Introducing the First Recipients of the Lyric McHenry Community Arts Fellowship

I wanted to introduce you to our first cohort of undergraduate students receiving the Lyric McHenry Community Arts Fellowship. Please join us as we celebrate four dynamic Black, Indigenious, women of color: Rachel Lam, Clarissa Scranage-Carter, Shannen Torres, and Dayonna Tucker. We wish them great success in their summer internships this year. 

Rachel Lam is an artist who works visually, auditorily, and through movement and dance. A citizen of the Cherokee Nation of Oklahoma as well as a first-generation Malaysian-American, Rachel grapples with the notion that the Cherokee way of understanding and engaging with the world is dying. With this primary concern in mind, Rachel’s goal for this fellowship is to write and illustrate children’s books in the Cherokee language. Rachel will work with Snowbird Traditions–a community organization that revitalizes Cherokee traditions —including language, arts and crafts, and traditional medicine for children.

Clarissa Scranage-Carter is a senior pursuing a dual graduate degree in Learning, Design, and Technology (LDT). A talented singer/performer and accomplished music producer, Clarissa has been working on technological solutions to increase female representation within the music industry, particularly within music production and engineering. She will be interning with Women’s Audio Mission (WAM) a San Francisco/Oakland-based nonprofit organization– the only professional recording studio in the world built and run by women and GNC individuals. WAM’s award-winning curriculum weaves art and music with science, technology and computer programming and works to close the critical gender gap in creative technology careers. 

Shannen Torres is a visual artist who works to bridge art and community for change. This primary goal led them to return home to the South Bronx during the summer of 2018 where they worked with NYC muralist crew TatsCru to paint murals initiated and commissioned by communities around the city. Their lived experience informs their research on Black and brown struggles in urban communities and how artwork, like graffiti, reflects this history. Moreover, they are interested in how artists working within such communities lead to personal and collective radicalization. This fellowship will allow for a second collaboration with the U.S. Latinx Art Forum to work as an archivist to create a public database of Latinx artists across multiple generations.

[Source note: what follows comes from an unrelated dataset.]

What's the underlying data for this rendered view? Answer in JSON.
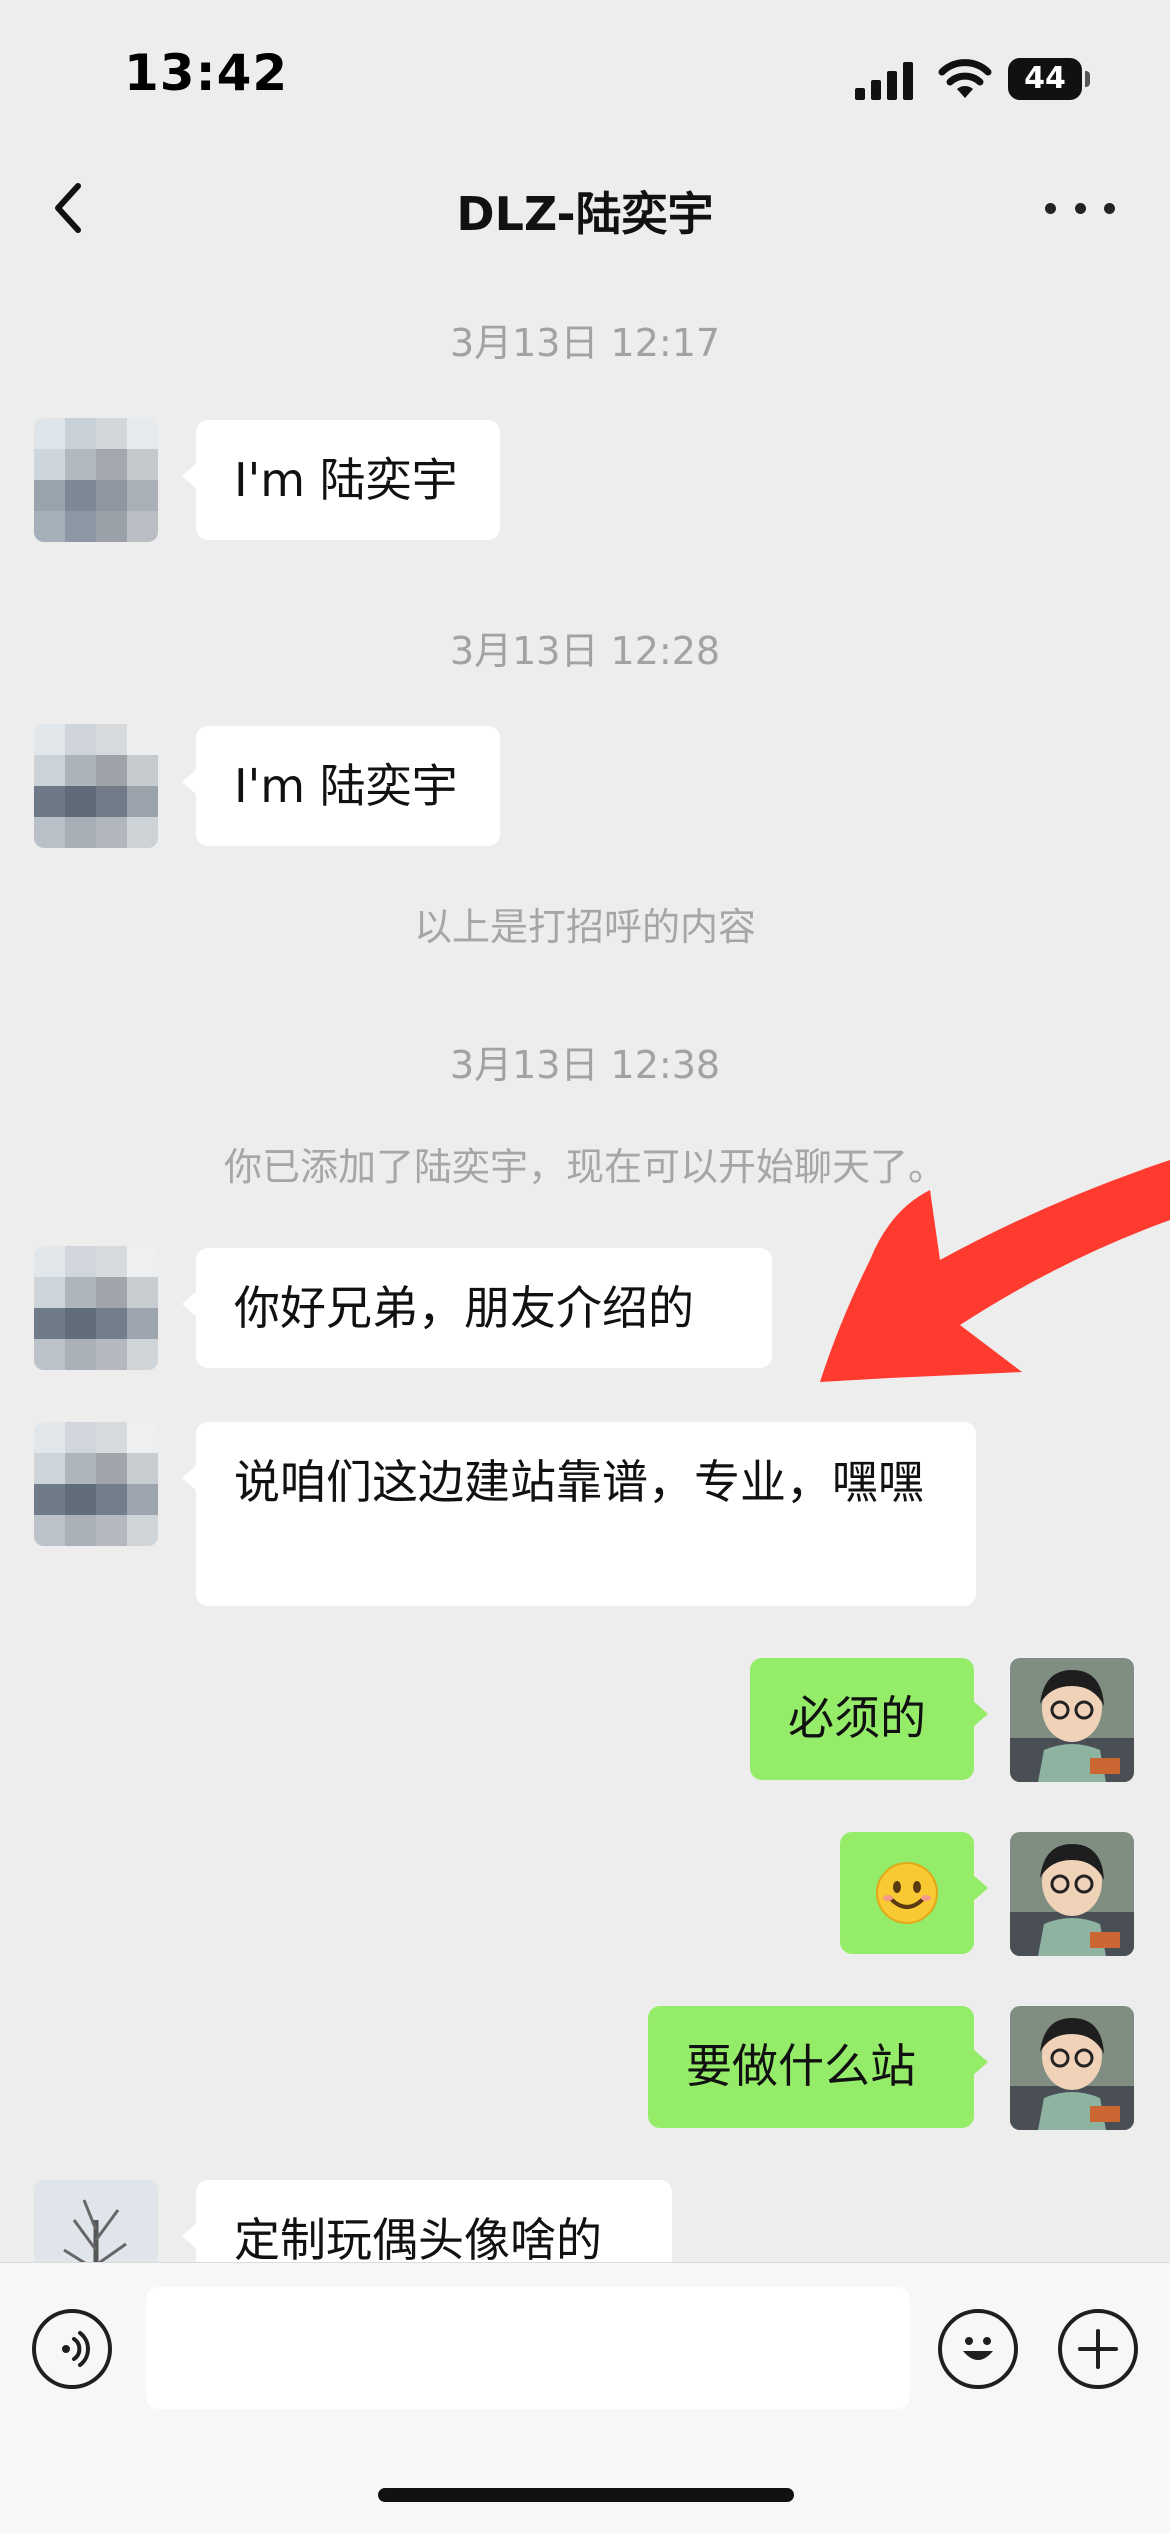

During Fall 2019, Dayonna Tucker was the Assistant Costume Designer to Bay Area designer Dana Kawano during a production of REVIVAL: Millennial Rememberings in the Afro Now, devised by Amara Tabor-Smith and the Committee on Black Performing Arts at Stanford. The two co-designed a ritual costume together and it was through continued collaboration that Dayonna learned new skills in design with further intentionality and purpose toward healing and ritual. Dayonna recently completed her honors thesis in African and African American Studies where her thesis theorized about biological bondage and argued that garments could be cloaks of protection and promise for Black Women and all oppressed peoples. The Lyric McHenry fellowship will enable Dayonna to deepen her relationship with mentor Dana Kawano by assisting her in a project to restore vintage Japanese umbrellas for survivors and families of U.S. internment camps.